A final clean image latent is produced at the end of the loop.
Finally the VAE Decoder converts the clean image latent back into a full‑resolution image:
final clean image latent -> [VAE Decoder] -> final image
Scheduler and Sampler work together in different styles.
Common samplers:
DDIM (deterministic, relatively fast, good for edits/consistency).
Euler / Euler a (ancestral) (simple, strong results, adds controlled randomness).
DPM‑Solver / DPM++ families (higher‑order ODE methods; very good quality‑speed tradeoff).
Why it matters:
Number of steps T: Fewer steps = faster, but can be less detailed.
Different samplers : different look/stability (some are sharper, some are smoother).
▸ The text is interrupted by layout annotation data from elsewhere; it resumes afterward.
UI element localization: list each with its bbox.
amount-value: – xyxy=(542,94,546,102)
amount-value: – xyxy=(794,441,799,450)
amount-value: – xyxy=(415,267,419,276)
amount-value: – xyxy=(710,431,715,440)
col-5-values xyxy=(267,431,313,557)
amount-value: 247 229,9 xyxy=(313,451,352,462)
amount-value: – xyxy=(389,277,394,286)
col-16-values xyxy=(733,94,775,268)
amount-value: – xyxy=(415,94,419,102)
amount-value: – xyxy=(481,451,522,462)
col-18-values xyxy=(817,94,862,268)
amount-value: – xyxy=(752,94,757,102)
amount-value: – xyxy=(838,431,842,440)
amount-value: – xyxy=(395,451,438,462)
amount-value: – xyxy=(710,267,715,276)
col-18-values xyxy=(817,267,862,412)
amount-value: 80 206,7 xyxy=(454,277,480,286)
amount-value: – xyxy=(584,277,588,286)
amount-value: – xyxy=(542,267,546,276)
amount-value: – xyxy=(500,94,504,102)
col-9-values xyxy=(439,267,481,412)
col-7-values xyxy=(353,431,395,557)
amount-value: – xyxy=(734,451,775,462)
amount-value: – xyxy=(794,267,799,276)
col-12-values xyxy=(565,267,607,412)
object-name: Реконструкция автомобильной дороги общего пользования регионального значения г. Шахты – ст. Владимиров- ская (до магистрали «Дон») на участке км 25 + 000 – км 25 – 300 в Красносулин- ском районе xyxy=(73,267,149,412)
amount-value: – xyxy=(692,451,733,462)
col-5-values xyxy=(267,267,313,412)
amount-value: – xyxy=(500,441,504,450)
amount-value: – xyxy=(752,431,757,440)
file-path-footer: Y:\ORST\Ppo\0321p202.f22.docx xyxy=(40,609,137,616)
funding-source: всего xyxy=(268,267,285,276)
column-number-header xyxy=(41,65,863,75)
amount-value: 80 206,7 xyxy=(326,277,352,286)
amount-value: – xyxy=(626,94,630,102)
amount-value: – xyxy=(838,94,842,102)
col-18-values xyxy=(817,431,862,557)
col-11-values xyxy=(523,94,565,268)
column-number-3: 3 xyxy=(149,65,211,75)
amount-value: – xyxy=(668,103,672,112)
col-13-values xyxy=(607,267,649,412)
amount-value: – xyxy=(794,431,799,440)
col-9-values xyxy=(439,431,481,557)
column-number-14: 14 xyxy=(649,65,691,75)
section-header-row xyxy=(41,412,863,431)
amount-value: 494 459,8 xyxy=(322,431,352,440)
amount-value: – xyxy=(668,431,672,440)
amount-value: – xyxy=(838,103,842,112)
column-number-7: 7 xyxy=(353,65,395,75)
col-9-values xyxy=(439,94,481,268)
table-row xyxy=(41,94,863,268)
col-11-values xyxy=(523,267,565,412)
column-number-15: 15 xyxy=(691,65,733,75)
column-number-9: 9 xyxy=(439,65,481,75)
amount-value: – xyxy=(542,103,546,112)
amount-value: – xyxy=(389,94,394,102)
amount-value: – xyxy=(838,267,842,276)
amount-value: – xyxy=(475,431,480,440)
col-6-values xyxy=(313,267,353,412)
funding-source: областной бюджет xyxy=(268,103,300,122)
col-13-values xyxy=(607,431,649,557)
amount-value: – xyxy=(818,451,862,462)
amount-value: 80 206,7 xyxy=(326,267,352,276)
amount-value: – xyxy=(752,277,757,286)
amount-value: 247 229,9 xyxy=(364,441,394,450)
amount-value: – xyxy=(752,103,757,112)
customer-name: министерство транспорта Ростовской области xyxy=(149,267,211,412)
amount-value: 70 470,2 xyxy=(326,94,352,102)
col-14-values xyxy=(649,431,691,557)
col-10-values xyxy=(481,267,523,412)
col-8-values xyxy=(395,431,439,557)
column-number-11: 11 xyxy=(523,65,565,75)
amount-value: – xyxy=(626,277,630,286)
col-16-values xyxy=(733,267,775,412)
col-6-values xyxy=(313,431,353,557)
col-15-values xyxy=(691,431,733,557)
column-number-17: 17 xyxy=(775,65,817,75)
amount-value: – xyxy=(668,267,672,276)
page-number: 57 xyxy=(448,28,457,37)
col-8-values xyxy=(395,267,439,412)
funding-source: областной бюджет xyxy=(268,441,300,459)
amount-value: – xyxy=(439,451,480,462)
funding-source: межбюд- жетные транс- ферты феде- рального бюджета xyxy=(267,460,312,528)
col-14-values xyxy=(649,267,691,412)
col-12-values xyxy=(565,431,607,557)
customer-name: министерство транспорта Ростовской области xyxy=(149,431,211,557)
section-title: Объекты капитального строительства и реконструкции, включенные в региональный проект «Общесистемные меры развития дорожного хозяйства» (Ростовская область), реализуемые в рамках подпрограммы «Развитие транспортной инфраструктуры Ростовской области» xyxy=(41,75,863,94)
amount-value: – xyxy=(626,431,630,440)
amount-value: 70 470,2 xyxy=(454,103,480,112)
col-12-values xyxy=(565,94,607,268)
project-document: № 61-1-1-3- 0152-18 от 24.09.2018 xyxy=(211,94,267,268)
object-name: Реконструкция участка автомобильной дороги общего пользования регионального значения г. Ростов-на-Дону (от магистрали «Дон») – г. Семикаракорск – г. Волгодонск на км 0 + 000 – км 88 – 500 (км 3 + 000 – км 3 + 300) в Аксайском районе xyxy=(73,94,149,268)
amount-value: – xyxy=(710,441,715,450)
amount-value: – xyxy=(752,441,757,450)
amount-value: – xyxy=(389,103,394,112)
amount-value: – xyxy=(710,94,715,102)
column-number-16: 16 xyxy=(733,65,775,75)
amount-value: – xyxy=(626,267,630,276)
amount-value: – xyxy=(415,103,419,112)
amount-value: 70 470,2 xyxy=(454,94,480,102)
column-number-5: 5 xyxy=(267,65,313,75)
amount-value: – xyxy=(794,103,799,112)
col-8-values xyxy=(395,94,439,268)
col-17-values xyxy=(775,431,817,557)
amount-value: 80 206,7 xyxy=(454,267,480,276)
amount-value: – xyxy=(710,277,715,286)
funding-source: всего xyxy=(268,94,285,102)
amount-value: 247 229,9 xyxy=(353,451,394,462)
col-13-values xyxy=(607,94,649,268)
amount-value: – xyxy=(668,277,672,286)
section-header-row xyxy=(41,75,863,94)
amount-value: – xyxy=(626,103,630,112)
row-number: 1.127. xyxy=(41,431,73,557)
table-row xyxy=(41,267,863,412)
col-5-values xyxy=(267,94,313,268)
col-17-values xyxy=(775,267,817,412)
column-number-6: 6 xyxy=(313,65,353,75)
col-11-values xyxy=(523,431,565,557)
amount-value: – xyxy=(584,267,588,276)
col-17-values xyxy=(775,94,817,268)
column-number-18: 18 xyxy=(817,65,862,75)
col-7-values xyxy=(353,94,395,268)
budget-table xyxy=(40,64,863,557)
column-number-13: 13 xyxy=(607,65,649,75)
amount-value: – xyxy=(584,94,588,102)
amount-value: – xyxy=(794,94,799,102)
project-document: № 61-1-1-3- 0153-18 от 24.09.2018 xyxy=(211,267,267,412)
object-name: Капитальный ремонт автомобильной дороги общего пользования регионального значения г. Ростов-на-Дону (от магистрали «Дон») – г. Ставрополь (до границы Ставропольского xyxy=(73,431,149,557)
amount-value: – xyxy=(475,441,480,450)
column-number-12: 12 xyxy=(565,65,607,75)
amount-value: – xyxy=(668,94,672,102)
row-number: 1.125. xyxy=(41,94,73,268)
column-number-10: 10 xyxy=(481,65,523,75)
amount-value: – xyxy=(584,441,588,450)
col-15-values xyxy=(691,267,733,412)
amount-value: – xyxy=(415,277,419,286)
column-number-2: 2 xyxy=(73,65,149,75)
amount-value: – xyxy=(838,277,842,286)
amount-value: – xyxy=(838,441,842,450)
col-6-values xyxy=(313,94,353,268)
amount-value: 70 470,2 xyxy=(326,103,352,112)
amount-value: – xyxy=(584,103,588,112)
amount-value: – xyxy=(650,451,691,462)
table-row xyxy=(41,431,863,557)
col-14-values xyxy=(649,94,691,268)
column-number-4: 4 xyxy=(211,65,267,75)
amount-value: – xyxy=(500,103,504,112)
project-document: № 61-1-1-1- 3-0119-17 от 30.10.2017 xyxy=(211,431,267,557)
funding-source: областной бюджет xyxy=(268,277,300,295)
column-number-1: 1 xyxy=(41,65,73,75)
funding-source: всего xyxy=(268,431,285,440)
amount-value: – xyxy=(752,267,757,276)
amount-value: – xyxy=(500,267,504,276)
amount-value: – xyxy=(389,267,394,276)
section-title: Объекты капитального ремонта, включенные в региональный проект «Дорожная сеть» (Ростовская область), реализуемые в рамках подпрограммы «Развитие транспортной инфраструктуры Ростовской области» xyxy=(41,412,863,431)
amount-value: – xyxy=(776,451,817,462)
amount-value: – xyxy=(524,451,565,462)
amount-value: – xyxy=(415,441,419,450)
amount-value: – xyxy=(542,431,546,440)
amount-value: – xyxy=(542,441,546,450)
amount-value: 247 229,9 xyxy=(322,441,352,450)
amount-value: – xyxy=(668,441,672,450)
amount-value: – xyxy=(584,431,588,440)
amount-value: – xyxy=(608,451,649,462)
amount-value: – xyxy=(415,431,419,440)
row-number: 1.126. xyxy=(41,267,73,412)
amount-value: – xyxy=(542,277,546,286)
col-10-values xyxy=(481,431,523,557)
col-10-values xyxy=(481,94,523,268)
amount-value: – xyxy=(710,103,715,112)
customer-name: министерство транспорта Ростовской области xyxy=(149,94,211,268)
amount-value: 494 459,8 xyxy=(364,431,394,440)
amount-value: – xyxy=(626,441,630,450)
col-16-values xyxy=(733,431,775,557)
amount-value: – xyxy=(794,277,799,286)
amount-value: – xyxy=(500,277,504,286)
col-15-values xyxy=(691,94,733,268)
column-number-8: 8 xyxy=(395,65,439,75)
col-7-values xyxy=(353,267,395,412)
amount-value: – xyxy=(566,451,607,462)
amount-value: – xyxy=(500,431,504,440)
Different schedulers : e.g. Karras vs linear can improve detail or stability for the same step count.
What the denoiser really represents?
The denoiser is best thought of as "A conditional noise estimator across different noise levels".
It answers a very specific question: “Given how noisy this latent is right now, and given this text prompt, what noise should be removed?”
Originally the denoiser is trained on pairs of:
(noisy latent at noise level t) -> (known noise that was added)
Why the timestep t is given to the denoiser?
The same noisy latent value means different things at different noise levels.
Example:
At high noise -> most structure must be inferred
At low noise -> only small corrections are needed
Why CFG?
Without CFG:
Prompt following is often weak
Outputs drift toward generic samples
CFG exists to:
Strengthen the influence of the prompts without retraining the model or adding a classifier
CFG works because the same denoiser is trained to handle:
conditional input (positive prompt provided)
unconditional input (negative or empty prompt)
This allows the model to learn both:
“what good images look like in general”
“how the prompt changes that”
CFG extracts the difference between those behaviors.